Polars vs Pandas: A Field Report

After six months of using Polars in production pipelines, here's an honest assessment.

I switched a production data pipeline from Pandas to Polars about six months ago. Not as an experiment as a necessity. The pipeline was processing ~15 million rows of claims data per run and the pandas version was hitting memory limits on our Azure VM.

Here's what I found.

The Speed Claims Are Real

Polars is genuinely fast. The lazy evaluation engine and Rust internals aren't marketing. On our pipeline, the same transformation logic ran 4.2x faster and used about 60% less peak memory.

The gains are most dramatic when: - You're doing complex groupby + aggregation chains - You have wide DataFrames (many columns) with selective reads - You're doing string operations at scale

The API Takes Getting Used To

The mental model shift is real. Pandas encourages in-place mutation. Polars is immutable by design every operation returns a new DataFrame. At first this feels verbose. After a month it feels correct.

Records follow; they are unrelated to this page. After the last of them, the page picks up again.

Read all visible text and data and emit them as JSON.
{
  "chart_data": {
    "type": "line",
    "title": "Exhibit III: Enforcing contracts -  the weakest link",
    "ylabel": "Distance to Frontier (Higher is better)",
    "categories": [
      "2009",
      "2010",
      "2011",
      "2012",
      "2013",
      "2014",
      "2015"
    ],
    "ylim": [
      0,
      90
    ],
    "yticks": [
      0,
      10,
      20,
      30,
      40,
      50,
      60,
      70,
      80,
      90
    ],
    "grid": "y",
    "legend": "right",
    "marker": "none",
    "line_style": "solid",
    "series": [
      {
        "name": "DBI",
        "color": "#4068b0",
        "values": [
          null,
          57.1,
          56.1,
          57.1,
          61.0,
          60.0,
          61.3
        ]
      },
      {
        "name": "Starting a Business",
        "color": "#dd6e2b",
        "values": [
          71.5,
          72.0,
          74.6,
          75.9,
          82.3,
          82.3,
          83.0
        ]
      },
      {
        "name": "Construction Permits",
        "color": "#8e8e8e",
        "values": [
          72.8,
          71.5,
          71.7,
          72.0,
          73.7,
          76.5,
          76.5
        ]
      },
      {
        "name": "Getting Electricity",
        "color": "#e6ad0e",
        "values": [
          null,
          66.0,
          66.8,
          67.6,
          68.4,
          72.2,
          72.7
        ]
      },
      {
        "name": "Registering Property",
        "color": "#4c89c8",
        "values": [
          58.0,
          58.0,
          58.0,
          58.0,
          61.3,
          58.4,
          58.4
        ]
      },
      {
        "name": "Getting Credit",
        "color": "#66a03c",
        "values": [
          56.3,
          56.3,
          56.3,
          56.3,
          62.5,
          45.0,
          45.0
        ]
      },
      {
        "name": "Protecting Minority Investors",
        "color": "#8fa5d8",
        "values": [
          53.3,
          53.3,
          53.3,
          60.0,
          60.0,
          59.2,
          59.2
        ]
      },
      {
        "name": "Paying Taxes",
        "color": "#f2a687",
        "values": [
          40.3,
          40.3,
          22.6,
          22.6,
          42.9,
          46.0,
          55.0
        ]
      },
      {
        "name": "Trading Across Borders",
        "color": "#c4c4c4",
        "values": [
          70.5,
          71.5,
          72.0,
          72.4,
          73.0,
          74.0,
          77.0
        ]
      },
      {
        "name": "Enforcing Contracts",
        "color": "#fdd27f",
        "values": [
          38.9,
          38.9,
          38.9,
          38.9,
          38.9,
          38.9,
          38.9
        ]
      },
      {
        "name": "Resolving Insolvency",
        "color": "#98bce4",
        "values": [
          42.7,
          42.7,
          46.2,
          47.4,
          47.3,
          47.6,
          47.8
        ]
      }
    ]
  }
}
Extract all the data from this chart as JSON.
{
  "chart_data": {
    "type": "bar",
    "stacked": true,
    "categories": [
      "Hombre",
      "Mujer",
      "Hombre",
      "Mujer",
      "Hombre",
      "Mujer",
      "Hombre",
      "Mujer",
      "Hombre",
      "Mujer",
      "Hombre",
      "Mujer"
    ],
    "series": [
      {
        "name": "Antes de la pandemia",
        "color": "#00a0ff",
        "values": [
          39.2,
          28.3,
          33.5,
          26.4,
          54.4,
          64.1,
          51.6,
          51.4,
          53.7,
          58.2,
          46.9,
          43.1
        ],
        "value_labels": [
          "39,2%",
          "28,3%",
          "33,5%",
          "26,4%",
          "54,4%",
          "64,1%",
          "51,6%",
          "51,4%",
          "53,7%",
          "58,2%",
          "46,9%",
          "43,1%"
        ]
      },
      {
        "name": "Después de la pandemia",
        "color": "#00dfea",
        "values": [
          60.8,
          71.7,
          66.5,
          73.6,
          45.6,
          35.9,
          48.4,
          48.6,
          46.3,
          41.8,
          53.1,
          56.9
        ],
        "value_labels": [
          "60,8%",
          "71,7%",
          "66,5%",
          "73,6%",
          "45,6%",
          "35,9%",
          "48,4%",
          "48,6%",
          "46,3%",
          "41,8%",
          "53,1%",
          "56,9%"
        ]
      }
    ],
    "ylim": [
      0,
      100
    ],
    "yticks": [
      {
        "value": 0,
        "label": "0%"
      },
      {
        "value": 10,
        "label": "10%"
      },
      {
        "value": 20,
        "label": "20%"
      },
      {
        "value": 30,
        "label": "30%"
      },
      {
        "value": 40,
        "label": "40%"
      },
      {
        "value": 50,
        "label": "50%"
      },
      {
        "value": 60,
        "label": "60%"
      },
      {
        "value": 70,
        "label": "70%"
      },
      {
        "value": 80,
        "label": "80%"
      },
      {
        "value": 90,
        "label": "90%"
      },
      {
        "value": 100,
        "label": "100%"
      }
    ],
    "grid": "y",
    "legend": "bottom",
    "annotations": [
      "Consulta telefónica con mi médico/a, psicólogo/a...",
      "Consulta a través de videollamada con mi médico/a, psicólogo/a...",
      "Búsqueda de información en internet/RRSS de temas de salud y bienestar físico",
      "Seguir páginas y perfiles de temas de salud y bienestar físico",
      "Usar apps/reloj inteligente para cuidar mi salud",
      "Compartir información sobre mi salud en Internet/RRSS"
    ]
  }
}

The expression API is where Polars shines:

# Polars - readable, composable, lazy
df.lazy()
  .filter(pl.col("status") == "ACTIVE")
  .with_columns([
      pl.col("amount").cast(pl.Float64),
      (pl.col("amount") * pl.col("rate")).alias("weighted_amount")
  ])
  .group_by("provider_id")
  .agg(pl.col("weighted_amount").sum())
  .collect()

Where I Still Use Pandas

  • Exploratory work in notebooks - the ecosystem (seaborn, statsmodels) still expects pandas
  • Small datasets - the overhead of thinking in Polars isn't worth it under ~100k rows
  • When I need .apply() on complex Python objects - Polars has map_elements but it's slower than pandas .apply() for arbitrary Python

The Verdict

If you're building production pipelines on large datasets, switch. The performance gains are real, the API is better designed, and the error messages are actually informative.

For notebooks and exploration, Pandas isn't going anywhere.